The compounds used for this method offer a unique cream or white coloring in the finished leather, which is why it’s referred to as wet-white leather. Some tanners also add emulsified oils to the process, which adds a softness to the leather, plus they allow them to be washed without damage. Aldehyde-tanned leather is often used for chamois, which are absorbent and generally used for cleaning and polishing, as well as baby shoes and in automobiles.

The downside to this tanning method is that the leather is more sensitive to a combination of moisture and heat, which could harden and then shrink the leather, so it must be properly protected and maintained.

Smoke-Tanned Leather

Smoke tanning is another option, though it isn’t used by most leather manufacturers. Instead, those doing their tanning for personal use or selling furs may try this method. It doesn’t involve any chemicals or oils since it uses only smoke to eliminate the moisture from the leather while waterproofing the surface.

The smoke also adds darkness to the leather, which gives it a fantastic appearance without looking dirty. Smoke tanning also makes the leather washable when needed. It is a long process, though, requiring almost hardened hardwood. You also need to be extra careful to keep the flames far from the leather to avoid damage.

Different forms of leather

Final Thoughts

With so many different forms of leather available, it can be hard to know which one is best. Luckily, there are some distinctive differences between them. Chrome tanning is the quickest method, offering consistent and versatile results, though the chemicals aren’t eco-friendly.
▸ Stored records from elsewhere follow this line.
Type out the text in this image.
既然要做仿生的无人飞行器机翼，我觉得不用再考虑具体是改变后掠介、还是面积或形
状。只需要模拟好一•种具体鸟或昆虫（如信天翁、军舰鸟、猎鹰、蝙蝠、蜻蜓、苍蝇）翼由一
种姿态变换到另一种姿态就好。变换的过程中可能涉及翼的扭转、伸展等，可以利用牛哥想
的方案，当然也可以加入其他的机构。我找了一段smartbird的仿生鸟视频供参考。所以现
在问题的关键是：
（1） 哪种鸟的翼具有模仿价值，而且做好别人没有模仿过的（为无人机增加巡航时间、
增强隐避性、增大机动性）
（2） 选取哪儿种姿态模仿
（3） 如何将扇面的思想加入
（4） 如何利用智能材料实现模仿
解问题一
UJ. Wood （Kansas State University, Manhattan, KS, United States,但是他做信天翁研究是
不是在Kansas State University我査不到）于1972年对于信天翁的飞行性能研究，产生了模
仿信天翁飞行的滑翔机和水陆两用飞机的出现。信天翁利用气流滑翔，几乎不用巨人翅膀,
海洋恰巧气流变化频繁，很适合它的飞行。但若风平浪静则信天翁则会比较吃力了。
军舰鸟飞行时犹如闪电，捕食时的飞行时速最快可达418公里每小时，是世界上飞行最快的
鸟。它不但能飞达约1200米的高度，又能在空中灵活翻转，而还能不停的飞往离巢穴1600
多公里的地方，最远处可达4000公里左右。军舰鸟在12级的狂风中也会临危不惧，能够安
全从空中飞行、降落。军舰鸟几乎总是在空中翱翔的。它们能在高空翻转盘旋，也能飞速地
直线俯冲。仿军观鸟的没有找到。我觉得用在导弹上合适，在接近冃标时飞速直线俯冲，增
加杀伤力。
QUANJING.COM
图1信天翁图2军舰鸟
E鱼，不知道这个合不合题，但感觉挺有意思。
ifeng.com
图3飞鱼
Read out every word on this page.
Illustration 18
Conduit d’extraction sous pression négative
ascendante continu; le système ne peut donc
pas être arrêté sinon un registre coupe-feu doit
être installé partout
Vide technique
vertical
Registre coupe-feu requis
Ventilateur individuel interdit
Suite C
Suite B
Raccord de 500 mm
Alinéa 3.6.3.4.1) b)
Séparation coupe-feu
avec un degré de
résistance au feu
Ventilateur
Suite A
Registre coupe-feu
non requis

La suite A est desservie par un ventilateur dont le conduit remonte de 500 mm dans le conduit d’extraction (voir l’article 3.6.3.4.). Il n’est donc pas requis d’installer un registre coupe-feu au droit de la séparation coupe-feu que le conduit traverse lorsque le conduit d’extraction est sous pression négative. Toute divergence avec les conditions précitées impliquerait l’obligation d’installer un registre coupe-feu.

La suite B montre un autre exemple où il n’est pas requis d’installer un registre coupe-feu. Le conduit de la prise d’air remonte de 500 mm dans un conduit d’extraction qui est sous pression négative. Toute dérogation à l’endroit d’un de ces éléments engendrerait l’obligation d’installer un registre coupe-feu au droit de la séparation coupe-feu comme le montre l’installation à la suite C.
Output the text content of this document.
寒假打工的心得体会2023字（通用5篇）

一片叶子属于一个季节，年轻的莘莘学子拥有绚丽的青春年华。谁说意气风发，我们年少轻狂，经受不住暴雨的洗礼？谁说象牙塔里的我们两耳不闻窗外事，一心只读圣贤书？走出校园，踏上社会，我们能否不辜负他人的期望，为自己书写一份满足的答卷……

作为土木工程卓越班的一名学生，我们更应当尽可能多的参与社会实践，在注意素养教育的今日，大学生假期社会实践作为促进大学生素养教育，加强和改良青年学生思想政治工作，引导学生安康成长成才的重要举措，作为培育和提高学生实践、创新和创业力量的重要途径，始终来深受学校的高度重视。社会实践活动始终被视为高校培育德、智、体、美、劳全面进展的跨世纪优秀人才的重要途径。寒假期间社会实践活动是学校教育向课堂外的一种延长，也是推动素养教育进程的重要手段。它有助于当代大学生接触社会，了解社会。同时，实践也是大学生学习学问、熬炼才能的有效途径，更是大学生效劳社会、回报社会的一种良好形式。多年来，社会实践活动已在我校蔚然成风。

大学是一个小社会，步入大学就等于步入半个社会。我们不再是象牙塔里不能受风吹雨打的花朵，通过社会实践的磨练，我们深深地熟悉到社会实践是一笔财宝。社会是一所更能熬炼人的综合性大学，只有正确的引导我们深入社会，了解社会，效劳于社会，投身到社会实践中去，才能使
Vegetable-tanned leather uses only natural ingredients that offer a unique finish and a wide range of uses but it is a much longer process.

Aldehyde chrome-free tanning has a distinctive look and is more stable when it comes to moisture, though it can be damaged under too much heat. Smoke tanning is the safest method and can be done by anyone, though it takes a great deal of time and effort to complete the process.